Defendant also argues that plaintiffs’ express and implied warranty claims are time-barred. Generally, when Congress has created a federal right but not prescribed a period for its enforcement, federal courts will borrow the most closely analogous statute of limitations of the state in which the federal court sits.
Johnson v. Railway Express Agency,
421 U.S. 454, 462, 95 S.Ct. 1716, 44 L.Ed.2d 295 (1975);
UAW v. Hoosier Cardinal Corp., supra; Campbell v. Haverhill,
155 U.S. 610, 15 S.Ct. 217, 39 L.Ed. 280 (1895);
cf. Bertha Building Corp. v. National Theatres Corp.,
269 F.2d 785 (2d Cir. 1959). Defendant maintains that the plaintiffs’ warranty claims are barred under the three-year limitation period imposed by Conn.Gen.Stat. § 52-555, Connecticut’s wrongful death statute of limitations, or that imposed by Conn.Gen.Stat. § 52 — 577, Connecticut’s tort statute of limitations.
The defendant relies upon two state trial court decisions to support its view that these warranty claims should be governed by the Connecticut tort statute of limitations.
Rempe v. General Electric Co.,
28 Conn.Sup. 160, 254 A.2d 577 (Super.Ct. Hartford County 1969);
Abate v. Barkers of Wallingford, Inc.,
27 Conn.Sup. 46, 229 A.2d 366 (Ct.Common Pleas New Haven County 1967).
Rempe
simply relies upon
Abate
and offers no independent support for defendant’s position.
Abate
presented the Court of Common Pleas with a breach of warranty claim at a time when the Connecticut Supreme Court was in the midst of
the process of adopting strict liability in tort. The
Abate
Court read the Connecticut Supreme Court’s opinion in
Rossignol v. Danbury School of Aeronautics, Inc., supra,
in which Connecticut adopted strict liability, to foreclose the possibility that a warranty action could ever sound in contract. Later decisions of the Connecticut Supreme Court in
Wachtel v. Rosol, supra,
159 Conn. at 502-03, 271 A.2d 84, and
Guglielmo
v.
Klausner Supply Co., supra,
158 Conn. at 315-17, 259 A.2d 608, indicate that the highest court in this state is of the view that in a proper case a breach of warranty claim would state a contract claim wholly separate from a strict liability claim.
Thus the
Rossignol
language relied upon in
Abate
may have been read to stand for more than the State Supreme Court intended.
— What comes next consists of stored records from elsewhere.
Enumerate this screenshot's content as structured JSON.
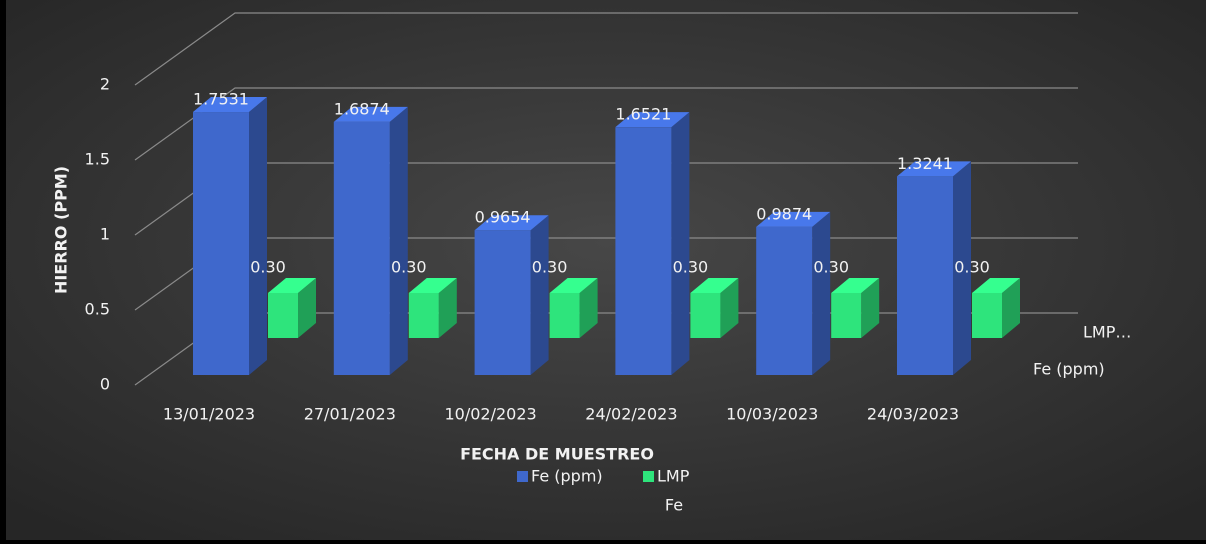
{
  "chart_data": {
    "type": "bar3d",
    "y_axis_label": "HIERRO (PPM)",
    "x_axis_label": "FECHA DE MUESTREO",
    "categories": [
      "13/01/2023",
      "27/01/2023",
      "10/02/2023",
      "24/02/2023",
      "10/03/2023",
      "24/03/2023"
    ],
    "series": [
      {
        "name": "Fe (ppm)",
        "color": "#3f68cc",
        "values": [
          1.7531,
          1.6874,
          0.9654,
          1.6521,
          0.9874,
          1.3241
        ]
      },
      {
        "name": "LMP",
        "color": "#2ee47c",
        "values": [
          0.3,
          0.3,
          0.3,
          0.3,
          0.3,
          0.3
        ],
        "value_labels": [
          "0.30",
          "0.30",
          "0.30",
          "0.30",
          "0.30",
          "0.30"
        ]
      }
    ],
    "depth_axis_labels": [
      "LMP…",
      "Fe (ppm)"
    ],
    "legend_note": "Fe",
    "ylim": [
      0,
      2
    ],
    "yticks": [
      0,
      0.5,
      1,
      1.5,
      2
    ],
    "grid": true,
    "legend": "bottom"
  }
}
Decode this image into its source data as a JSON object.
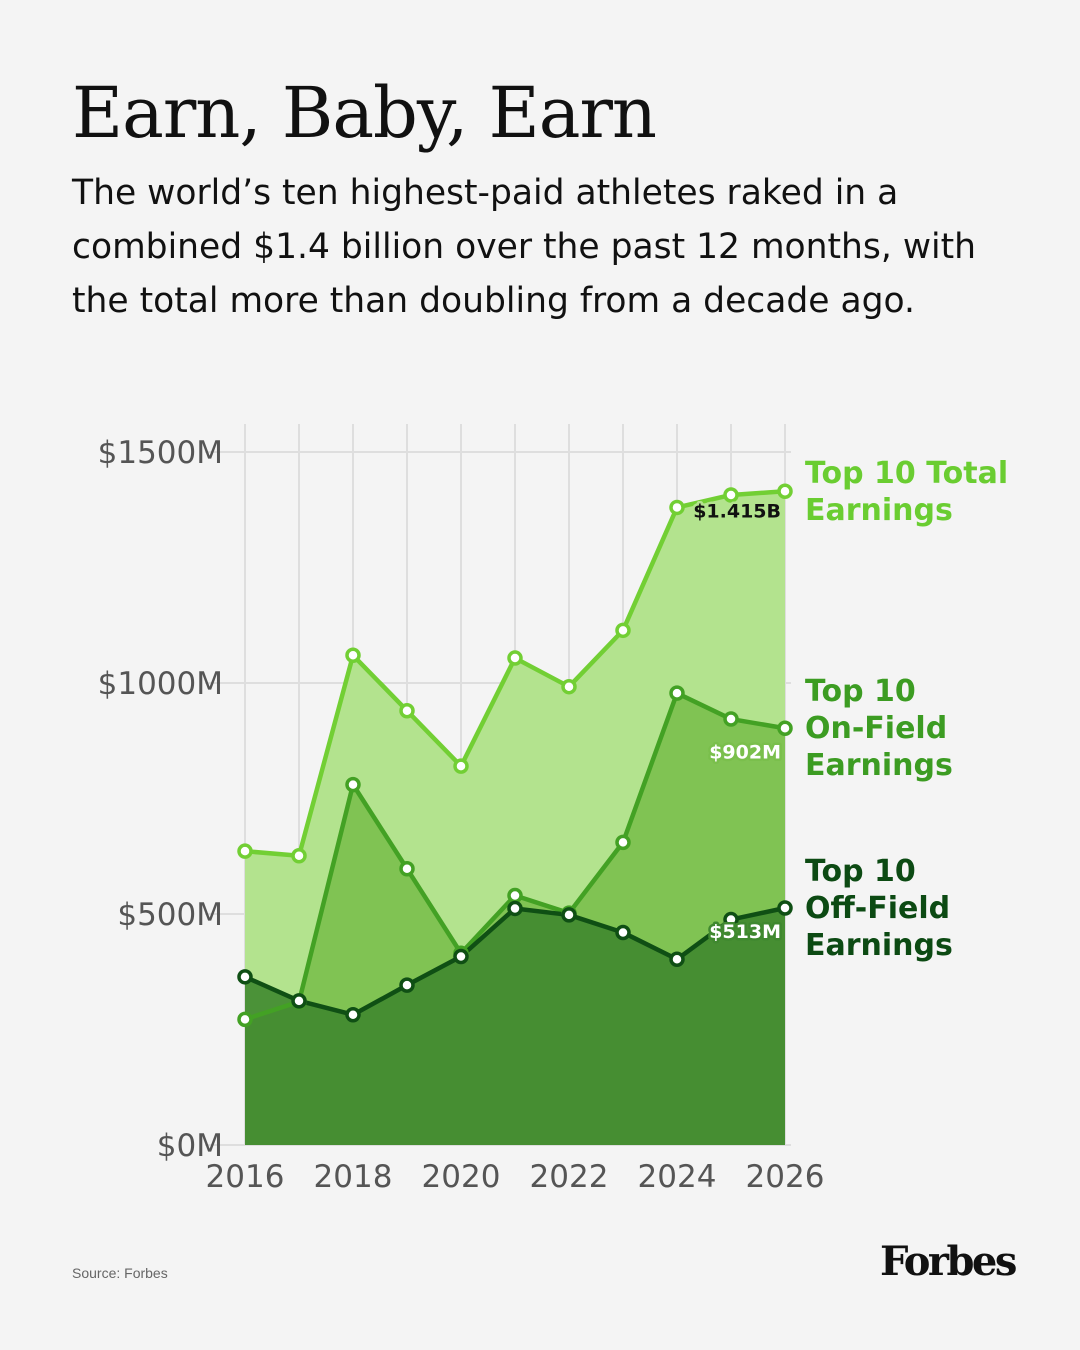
{
  "header": {
    "title": "Earn, Baby, Earn",
    "subtitle": "The world’s ten highest-paid athletes raked in a combined $1.4 billion over the past 12 months, with the total more than doubling from a decade ago."
  },
  "footer": {
    "source": "Source: Forbes",
    "logo": "Forbes"
  },
  "chart_data": {
    "type": "area",
    "x": [
      2016,
      2017,
      2018,
      2019,
      2020,
      2021,
      2022,
      2023,
      2024,
      2025,
      2026
    ],
    "xticks": [
      2016,
      2018,
      2020,
      2022,
      2024,
      2026
    ],
    "xtick_labels": [
      "2016",
      "2018",
      "2020",
      "2022",
      "2024",
      "2026"
    ],
    "yticks": [
      0,
      500,
      1000,
      1500
    ],
    "ytick_labels": [
      "$0M",
      "$500M",
      "$1000M",
      "$1500M"
    ],
    "ylim": [
      0,
      1500
    ],
    "xlim": [
      2016,
      2026
    ],
    "grid": true,
    "legend": "right-inline",
    "series": [
      {
        "name": "Top 10 Total Earnings",
        "label_lines": [
          "Top 10 Total",
          "Earnings"
        ],
        "values": [
          636,
          626,
          1060,
          940,
          820,
          1054,
          992,
          1114,
          1380,
          1407,
          1415
        ],
        "end_label": "$1.415B",
        "line_color": "#72cf34",
        "fill_color": "#b3e38e",
        "label_color": "#6acd31"
      },
      {
        "name": "Top 10 On-Field Earnings",
        "label_lines": [
          "Top 10",
          "On-Field",
          "Earnings"
        ],
        "values": [
          272,
          310,
          780,
          598,
          415,
          540,
          502,
          655,
          978,
          922,
          902
        ],
        "end_label": "$902M",
        "line_color": "#43a124",
        "fill_color": "#7abf4c",
        "label_color": "#3c9c22"
      },
      {
        "name": "Top 10 Off-Field Earnings",
        "label_lines": [
          "Top 10",
          "Off-Field",
          "Earnings"
        ],
        "values": [
          364,
          312,
          282,
          346,
          408,
          512,
          498,
          460,
          402,
          488,
          513
        ],
        "end_label": "$513M",
        "line_color": "#0f4f14",
        "fill_color": "#3f882f",
        "label_color": "#0c4a13"
      }
    ]
  }
}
In a case presenting a pure warranty claim sounding in contract, there is no reason to believe that the Connecticut Supreme Court would today apply the tort statute of limitations.
Since such a claim would, in all likelihood, arise under the Connecticut version of the warranty sections of the Uniform Commercial Code, Conn.Gen. Stat. § 42a-2-313
et seq.,
it would be difficult to imagine a theory under which the U.C.C.’s four-year statute of limitations, Conn.Gen.Stat. § 42a-2-725(l) & (2), would not be held to control a contractual warranty claim.
The four-year period in a breach of warranty claim is to be measured from the time that “tender of delivery is made.” Conn.Gen.Stat. § 42a-2-725(2). The United States provisionally accepted the helicopter on April 30, 1970,
and this lawsuit was filed on March 13, 1974. Therefore, the suit is timely and the motion for partial summary judgment as to the warranty claims must be denied.
Accordingly, the defendant’s motion to dismiss plaintiffs’ strict liability claim is granted. Defendant’s motion to dismiss and motion for partial summary judgment on plaintiffs’ claims sounding in contract are denied.